From the days of Charles II to the present day, we’ve put together this timeline of horse racing in the UK:

  • 1660-1685 – King Charles II begins to race two horses against each other at a time in open fields or on private courses. Prizes begin to be awarded to winners. Newmarket becomes the first UK venue for horse races.
  • 1702-1714 – Under Queen Anne, horse racing evolves from a two-horse match sport to professional races involving several horses which spectators could bet on. Several dedicated racecourses are opened and Ascot is founded by the Queen in 1711.
  • 1750 – The Jockey Club is established among the horse racing elite at Newmarket.

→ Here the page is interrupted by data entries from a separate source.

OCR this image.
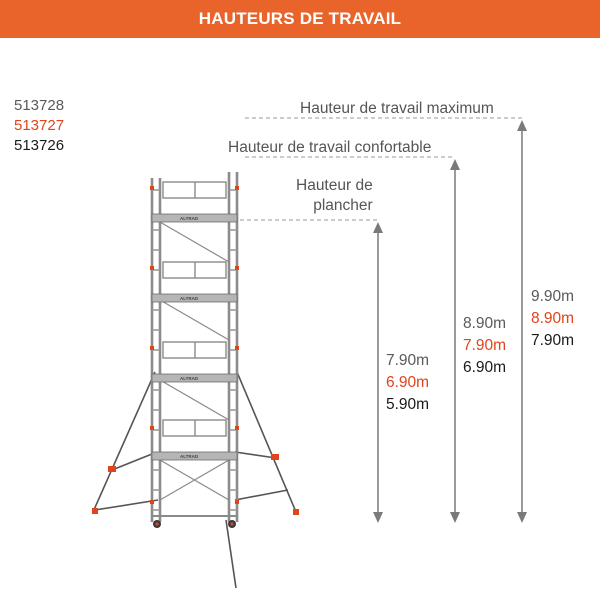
HAUTEURS DE TRAVAIL
513728
513727
513726
ALTRAD
ALTRAD
ALTRAD
ALTRAD
Hauteur de travail maximum
Hauteur de travail confortable
Hauteur de
plancher
7.90m
6.90m
5.90m
8.90m
7.90m
6.90m
9.90m
8.90m
7.90m
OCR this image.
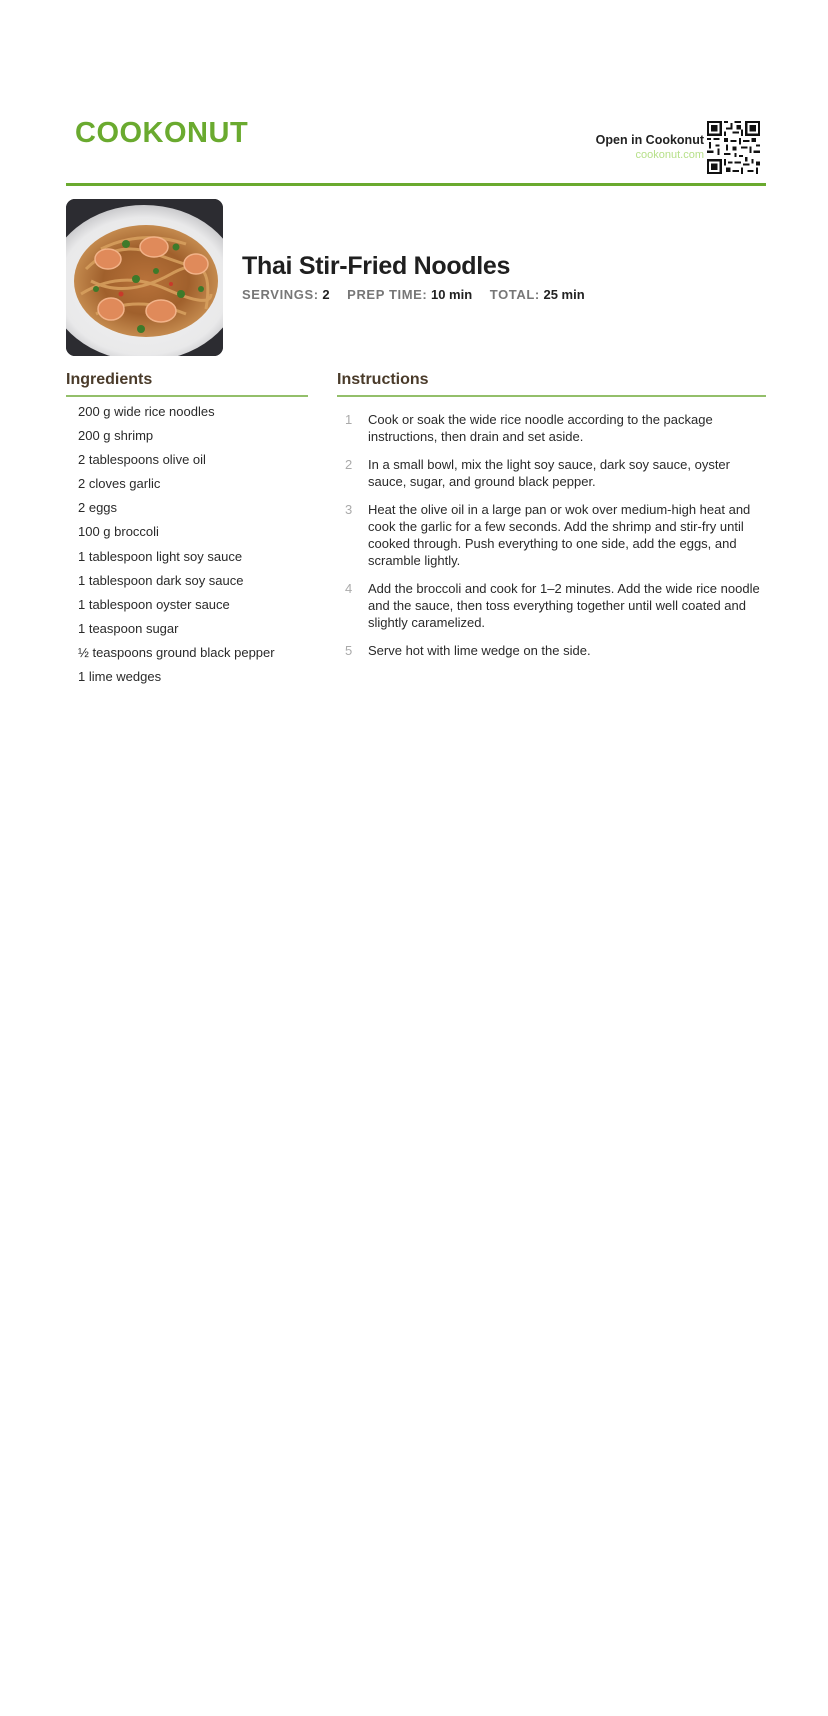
COOKONUT	Open in Cookonut
cookonut.com
Thai Stir-Fried Noodles
SERVINGS: 2 PREP TIME: 10 min TOTAL: 25 min
Ingredients
200 g wide rice noodles
200 g shrimp
2 tablespoons olive oil
2 cloves garlic
2 eggs
100 g broccoli
1 tablespoon light soy sauce
1 tablespoon dark soy sauce
1 tablespoon oyster sauce
1 teaspoon sugar
½ teaspoons ground black pepper
1 lime wedges
Instructions
1	Cook or soak the wide rice noodle according to the package instructions, then drain and set aside.
2	In a small bowl, mix the light soy sauce, dark soy sauce, oyster sauce, sugar, and ground black pepper.
3	Heat the olive oil in a large pan or wok over medium-high heat and cook the garlic for a few seconds. Add the shrimp and stir-fry until cooked through. Push everything to one side, add the eggs, and scramble lightly.
4	Add the broccoli and cook for 1–2 minutes. Add the wide rice noodle and the sauce, then toss everything together until well coated and slightly caramelized.
5	Serve hot with lime wedge on the side.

  • 1791 – An Introduction to a General Stud Book is first published by James Weatherby.
  • 1793 – Weatherby begins to use the General Stud Book to record the pedigree of every single foal born to a race horse. Thoroughbreds can all be traced back to one of three ‘Foundation sires’ – stallions Byerley Turk, Darley Arabian or Godolphin Arabian. These records are still kept.
  • 1815 – The five ‘classic’ races of British horseracing are established: the 2,000 Guineas Stakes, 1,000 Guineas Stakes, Epsom Oaks, Epsom Derby, and St Leger Stakes.
  • 1839 – The first widely recognised Grand National takes place at Aintree. The aptly-named winner Lottery is ridden to victory by jockey Jem Mason.
  • 1866 – The National Hunt Committee is established
  • 1928 – The Tote is established as the only UK organisation entitled to run pool betting on racing.
  • 1947 – The first use of the photo finish happens in the 1947 flat season.
  • 1950s and 1960s – Television follows on from newspapers in popularising horse racing.
  • 1961 – Betting shops away from the racecourse are legalised. More than 10,000 open up across the UK in the first six months.
  • 1965 – Starting stalls are first introduced for flat races.
  • 1973-1977 – Perhaps the most famous racehorse ever, Red Rum makes history by winning the Grand National three times in five years. Red Rum won in 1973, 1974 and 1977 and came second in 1975 and 1976.
  • 2000 – The first online betting shops open, allowing punters to gamble on horse racing from the comfort of their own homes.

Horse racing is the second most-watched televised sport in the UK after football. With history as a professional sport in the UK dating back more than three centuries so far, it would seem that the popularity of horse racing is still not waning.